Déjà engagée à reculons dans l'aventure militaire libyenne,
l'Amérique n'a aucun «appétit» pour une approche musclée face à la
Syrie.






Jusqu'ici, la Maison-Blanche s'était contentée de condamner la violence et d'appeler Bachar el-Assad à la réforme, suscitant maintes critiques dans les mouvements de défense de droits de l'homme. «Où est le président?», s'indignait sur son blog l'expert de politique étrangère néoconservateur Elliott Abrams,
ex-membre de l'équipe Bush. Mais face à la répression déployée par le
régime, qui a fait plus de 500 morts, l'Administration Obama se prépare à
mettre en place par décret présidentiel «des sanctions ciblées» contre
Damas. Celles-ci pourraient toucher les comptes bancaires de la famille
el-Assad, limiter leur capacité à voyager et leur interdire tout
commerce avec les États-Unis. L'ambassadeur syrien a par ailleurs été
convoqué au département d'État, où devait lui être demandé un arrêt des
violences. Cette agitation diplomatique et ces annonces de
sanctions cachent toutefois mal l'embarras de l'Amérique et sa relative
impuissance face au bain de sang. S'il a dénoncé vendredi avec force
«l'utilisation révoltante de la violence pour écraser les
protestations», Barack Obama s'est bien gardé d'apparaître en public
pour demander le départ d'el-Assad, contrairement à ce qu'il avait fini
par faire pour Moubarak en Égypte et pour Kadhafi en Libye.

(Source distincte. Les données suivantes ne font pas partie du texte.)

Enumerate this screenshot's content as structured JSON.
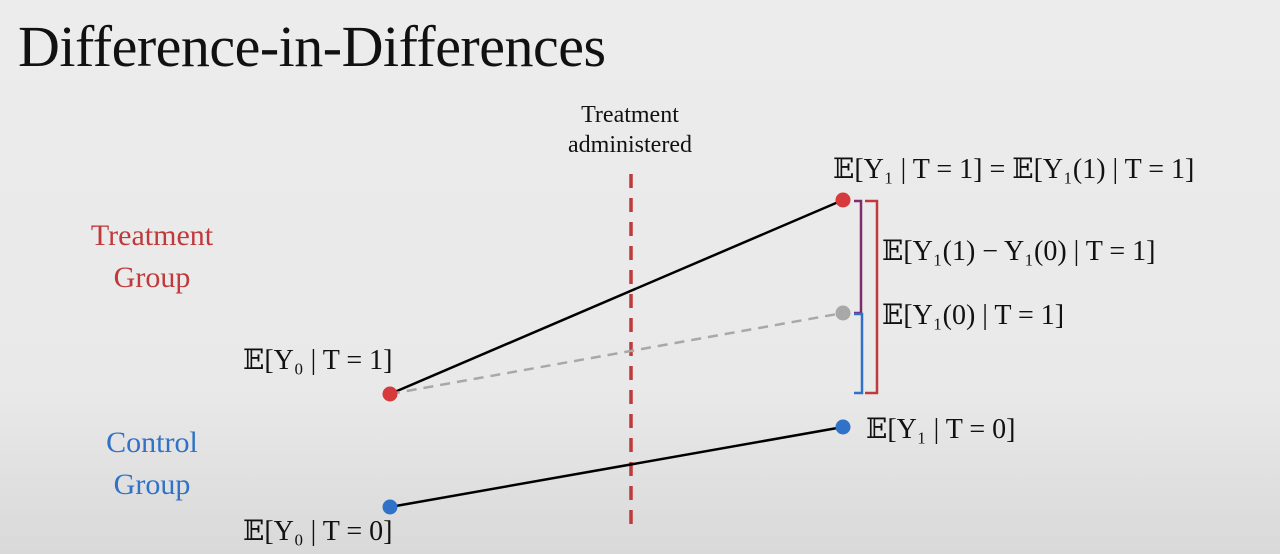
{
  "title": "Difference-in-Differences",
  "treatment_marker": {
    "line1": "Treatment",
    "line2": "administered"
  },
  "groups": {
    "treatment": {
      "line1": "Treatment",
      "line2": "Group"
    },
    "control": {
      "line1": "Control",
      "line2": "Group"
    }
  },
  "labels": {
    "treat_pre": "𝔼[Y₀ | T = 1]",
    "control_pre": "𝔼[Y₀ | T = 0]",
    "treat_post": "𝔼[Y₁ | T = 1] = 𝔼[Y₁(1) | T = 1]",
    "effect": "𝔼[Y₁(1) − Y₁(0) | T = 1]",
    "counterfactual": "𝔼[Y₁(0) | T = 1]",
    "control_post": "𝔼[Y₁ | T = 0]"
  },
  "colors": {
    "treatment": "#c0393b",
    "control": "#2f72c7",
    "counterfactual": "#9e9e9e",
    "effect_bracket": "#7b2d6e",
    "total_bracket": "#c0393b",
    "baseline_bracket": "#2f72c7"
  }
}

Ses collaborateurs annoncent un discours imminent sur le dossier
syrien, mais son porte-parole Jay Carney a pris le soin d'établir une
distinction claire, quoique pas totalement convaincante, entre la Libye,
«un cas unique», et la Syrie. Déjà engagée à reculons dans l'incertaine
aventure militaire libyenne pour empêcher une «catastrophe
humanitaire», l'Amérique n'a en effet aucun «appétit» pour une approche
musclée face à la Syrie. Les difficultés rencontrées par l'Otan face aux forces de Kadhafi
ne donnent pas vraiment envie d'aller tester la solidité d'autres
dictateurs. Et l'Amérique a déjà fort affaire en Irak et en Afghanistan. La mosaïque syrienne

De
plus, si elle n'a pas de sympathie pour le régime de Bachar el-Assad,
sponsor du terrorisme et facteur de déstabilisation de la région, à
travers ses alliés du Hezbollah et son alliance de circonstance avec
l'Iran, l'Administration Obama sait qu'une déstabilisation de la
mosaïque syrienne serait un saut dans l'inconnu, peut-être pour le pire.
Les Israéliens, qui, malgré des tensions sur la question du Golan, ont
établi une sorte de modus vivendi avec el-Assad, semblent encourager la
prudence, redoutant l'avènement d'un pouvoir islamiste radical.
«Plus réaliste et pragmatique qu'idéaliste, l'Administration Obama a
tendance à redouter les changements géopolitiques», ce qui l'amène à
hésiter dans son soutien aux mouvements de révolte, note un
éditorialiste. Le nouveau président américain a en réalité été
pris à contre-pied sur le dossier syrien, où il avait amorcé un virage
par rapport à son prédécesseur, renvoyant un ambassadeur à Damas en
janvier après des années de gel des relations. S'alignant sur la
démarche française, Obama espérait qu'une reprise du dialogue avec
el-Assad permettrait de faire progresser la résolution du conflit
israélo-palestinien. Il tablait aussi sur un assouplissement des
sanctions pour amener l'homme fort de Syrie, éduqué à Londres et attaché
à sa réputation de dirigeant moderne, à la réforme. Une logique
anéantie par la révolte populaire et la réponse brutale qu'el-Assad lui a apportée. En
adoptant des sanctions, le président américain reconnaît qu'il s'est
trompé d'approche. Mais ces mesures auront un effet limité, vu le
caractère très circonscrit des relations entre l'Amérique et la Syrie.
Et il est douteux qu'Obama cherche à faire plus. Pressentant une
dégradation de la situation, le département d'État a ordonné aux
familles des personnels de l'ambassade de quitter le pays.